Needless to say, I've quarantined Aleks to the basement and have been disinfecting all surfaces. I declare, out loud, every day "I will not get sick," have started a religious routine of vitamin C supplements, am drinking fluids non-stop (my poor students have to deal with me running to the restroom every half hour), and am going to bed super early to get as much rest as possible.

Today is Sunday. I am healthy.

This past week has been hard. It's never easy when your partner is incapacitated and you're used to having help. All the triggers are in place. How easy it could be to feel overwhelmed and stressed to the point of breaking.

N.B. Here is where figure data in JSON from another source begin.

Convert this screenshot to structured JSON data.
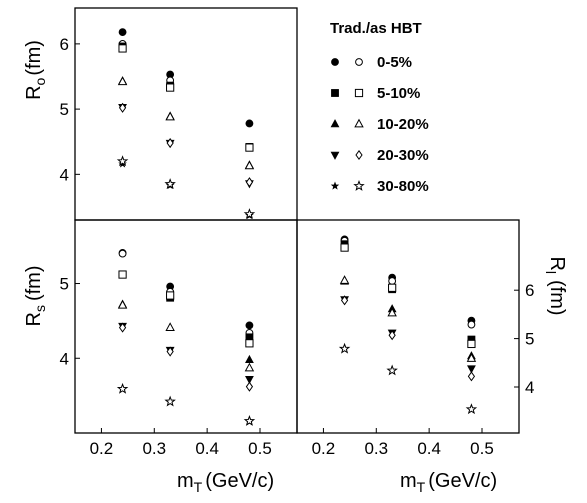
{
  "chart_data": {
    "type": "scatter",
    "legend": {
      "title": "Trad./as HBT",
      "placement": "top-right",
      "entries": [
        "0-5%",
        "5-10%",
        "10-20%",
        "20-30%",
        "30-80%"
      ]
    },
    "series_style": {
      "0-5%": {
        "trad": "filled-circle",
        "as_hbt": "open-circle"
      },
      "5-10%": {
        "trad": "filled-square",
        "as_hbt": "open-square"
      },
      "10-20%": {
        "trad": "filled-triangle-up",
        "as_hbt": "open-triangle-up"
      },
      "20-30%": {
        "trad": "filled-triangle-down",
        "as_hbt": "open-diamond"
      },
      "30-80%": {
        "trad": "filled-star",
        "as_hbt": "open-star"
      }
    },
    "panels": [
      {
        "id": "Ro",
        "ylabel_main": "R",
        "ylabel_sub": "o",
        "ylabel_unit": "(fm)",
        "ylim": [
          3.3,
          6.55
        ],
        "yticks": [
          4,
          5,
          6
        ],
        "xlim": [
          0.15,
          0.57
        ],
        "mT": [
          0.24,
          0.33,
          0.48
        ],
        "series": [
          {
            "name": "0-5%",
            "trad": [
              6.18,
              5.53,
              4.78
            ],
            "as_hbt": [
              6.0,
              5.44,
              4.42
            ]
          },
          {
            "name": "5-10%",
            "trad": [
              5.96,
              5.36,
              4.42
            ],
            "as_hbt": [
              5.93,
              5.33,
              4.41
            ]
          },
          {
            "name": "10-20%",
            "trad": [
              5.43,
              4.89,
              4.14
            ],
            "as_hbt": [
              5.42,
              4.88,
              4.13
            ]
          },
          {
            "name": "20-30%",
            "trad": [
              5.03,
              4.48,
              3.86
            ],
            "as_hbt": [
              5.02,
              4.48,
              3.88
            ]
          },
          {
            "name": "30-80%",
            "trad": [
              4.16,
              3.83,
              3.37
            ],
            "as_hbt": [
              4.2,
              3.85,
              3.39
            ]
          }
        ]
      },
      {
        "id": "Rs",
        "ylabel_main": "R",
        "ylabel_sub": "s",
        "ylabel_unit": "(fm)",
        "ylim": [
          3.0,
          5.85
        ],
        "yticks": [
          4,
          5
        ],
        "xlim": [
          0.15,
          0.57
        ],
        "xticks": [
          0.2,
          0.3,
          0.4,
          0.5
        ],
        "xlabel_main": "m",
        "xlabel_sub": "T",
        "xlabel_unit": "(GeV/c)",
        "mT": [
          0.24,
          0.33,
          0.48
        ],
        "series": [
          {
            "name": "0-5%",
            "trad": [
              5.41,
              4.96,
              4.44
            ],
            "as_hbt": [
              5.4,
              4.89,
              4.34
            ]
          },
          {
            "name": "5-10%",
            "trad": [
              5.12,
              4.81,
              4.28
            ],
            "as_hbt": [
              5.12,
              4.84,
              4.2
            ]
          },
          {
            "name": "10-20%",
            "trad": [
              4.72,
              4.41,
              3.98
            ],
            "as_hbt": [
              4.71,
              4.41,
              3.87
            ]
          },
          {
            "name": "20-30%",
            "trad": [
              4.43,
              4.11,
              3.72
            ],
            "as_hbt": [
              4.41,
              4.09,
              3.62
            ]
          },
          {
            "name": "30-80%",
            "trad": [
              3.59,
              3.42,
              3.15
            ],
            "as_hbt": [
              3.59,
              3.42,
              3.16
            ]
          }
        ]
      },
      {
        "id": "Rl",
        "ylabel_main": "R",
        "ylabel_sub": "l",
        "ylabel_unit": "(fm)",
        "ylim": [
          3.05,
          7.45
        ],
        "yticks": [
          4,
          5,
          6
        ],
        "xlim": [
          0.15,
          0.57
        ],
        "xticks": [
          0.2,
          0.3,
          0.4,
          0.5
        ],
        "xlabel_main": "m",
        "xlabel_sub": "T",
        "xlabel_unit": "(GeV/c)",
        "mT": [
          0.24,
          0.33,
          0.48
        ],
        "series": [
          {
            "name": "0-5%",
            "trad": [
              7.05,
              6.26,
              5.37
            ],
            "as_hbt": [
              7.02,
              6.19,
              5.29
            ]
          },
          {
            "name": "5-10%",
            "trad": [
              6.95,
              6.02,
              4.98
            ],
            "as_hbt": [
              6.88,
              6.05,
              4.89
            ]
          },
          {
            "name": "10-20%",
            "trad": [
              6.18,
              5.61,
              4.64
            ],
            "as_hbt": [
              6.2,
              5.53,
              4.59
            ]
          },
          {
            "name": "20-30%",
            "trad": [
              5.81,
              5.12,
              4.38
            ],
            "as_hbt": [
              5.79,
              5.07,
              4.22
            ]
          },
          {
            "name": "30-80%",
            "trad": [
              4.79,
              4.34,
              3.54
            ],
            "as_hbt": [
              4.79,
              4.34,
              3.54
            ]
          }
        ]
      }
    ]
  }
}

And yet, I feel oddly calm. At peace and full of gratitude.

I'm not sick.

My program is ready. I know the music intimately. I'm not scrambling to get things into my brain.

There are people who are investing in this concert, which humbles and settles me.

One is my accompanist who is doing a wonderful job. She has a busy life and to her, this could just be one more thing, but I never feel like it's only another job she has to complete.

The second half of my program features a song cycle by Ricky Ian Gordon called Too Few the Mornings Be. It has long been a dream of mine to collaborate with dancers and so I reached out to a member of the dance faculty and she agreed to choreograph for me. This recital comes at a time when the dance department is extremely busy with a guest choreographer in preparation for their dance festival and yet, she has added incredible beauty to my recital.

And the dancers. They are such an inspiration to me. Most are students from my studio and are musical theater majors. Their lives are so full. And yet they are giving up Saturday mornings (!!!) to rehearse and are so professional and enthusiastic and generous. I'm so so grateful to be sharing the stage with people who are excited about making art and enjoy the process of creating.

It's going to be a really unique, special night. And even if I end up sick (which, hell no I'm not), it's been a fulfilling journey to this point. If you're in my neck of the woods, I'd love to see you on Tuesday! (Check out my website for details: www.emilysternfelddunn.com)

Also, I wrote this while sitting in front of some beautiful flowers my mom sent me and a cup of hot coffee. So much happiness can be found in the little things.